A Cannes, in occasione del celeberrimo festival del cinema che si sta tenendo proprio in questi giorni, è andata in scena una marcia di protesta tutta al femminile. Sul red carpet del Festival, quello dove siamo abituati a vedere persone in abiti che costano una fortuna e che saranno indossati magari una sola serata, hanno sfilato decine di donne. Le più fotografate sono state l’iconica regista e sceneggiatrice franco – belga Agnes Varda, la presidentessa di giuria Cate Blanchett, l’attrice messicana Salma Hayek e le italiane Claudia Cardinale e Jasmine Trinca. Oltre a loro vi erano altre settantasette professioniste del mondo del cinema, per un totale di 82 donne sulla scalinata della Croisette. 82 come i film realizzati da donne che, nei settantuno anni di vita del Festival, sono stati selezionati per il concorso. Quelli realizzati da registi uomini, invece, sono ben 1645. Una bella differenza, non c’è che dire.
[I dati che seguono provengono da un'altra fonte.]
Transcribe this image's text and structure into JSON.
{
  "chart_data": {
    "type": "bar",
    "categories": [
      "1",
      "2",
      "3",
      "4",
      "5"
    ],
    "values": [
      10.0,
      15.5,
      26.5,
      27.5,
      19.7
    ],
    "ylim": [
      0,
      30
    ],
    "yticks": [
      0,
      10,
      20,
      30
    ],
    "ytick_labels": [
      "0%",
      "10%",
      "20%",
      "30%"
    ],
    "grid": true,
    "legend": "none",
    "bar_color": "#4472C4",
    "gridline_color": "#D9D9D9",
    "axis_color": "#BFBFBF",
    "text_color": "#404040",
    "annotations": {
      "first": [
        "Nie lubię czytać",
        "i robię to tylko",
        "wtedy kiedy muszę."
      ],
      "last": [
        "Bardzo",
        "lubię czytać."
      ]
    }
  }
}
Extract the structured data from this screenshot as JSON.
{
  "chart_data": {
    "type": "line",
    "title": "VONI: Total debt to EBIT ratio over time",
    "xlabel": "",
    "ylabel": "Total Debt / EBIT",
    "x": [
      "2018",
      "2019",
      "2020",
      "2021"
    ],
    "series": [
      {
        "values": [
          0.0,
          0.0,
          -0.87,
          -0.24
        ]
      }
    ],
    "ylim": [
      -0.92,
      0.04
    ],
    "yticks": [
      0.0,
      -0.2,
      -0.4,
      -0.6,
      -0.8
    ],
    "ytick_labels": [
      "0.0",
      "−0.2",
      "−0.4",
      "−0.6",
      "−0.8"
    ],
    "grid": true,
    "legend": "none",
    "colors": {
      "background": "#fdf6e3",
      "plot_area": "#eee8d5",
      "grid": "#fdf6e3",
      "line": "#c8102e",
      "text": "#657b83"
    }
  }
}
Anche questa espressione di opinione, questa sfilata di protesta, questo flash mob, se vogliamo utilizzare un termine tanto di moda oggi, va aggiunto alle altre svariate campagne che si stanno tenendo per la parità di genere. Una bolla che, dallo scoppio dello scandalo Weinstein, si è trasformata in un’onda dalla risacca lunghissima, che non sembra volersi sopire.
Le donne sembrano essersi infine stancate delle disparità e delle discriminazioni che hanno subito e continuano a subire nel corso della storia e non hanno più paura a far sentir la loro voce. Quello che, anche provocatoriamente, vorrei però aggiungere in chiusura è: come mai questo velo di Maya è stato squarciato solo ora? Come mai fino a prima dello scandalo Weinstein si tollerava e taceva su tutto? Meglio trovare il coraggio di denunciare tardi che non farlo mai, sicuramente, soprattutto se ad alzarsi è un coro e non una voce solista, ma è davvero fuori luogo sospettare che qualcuna di queste attrici e professioniste del cinema stia cercando di cavalcare l’onda per rilanciare la propria carriera? A pensar male, spesso ci si azzecca.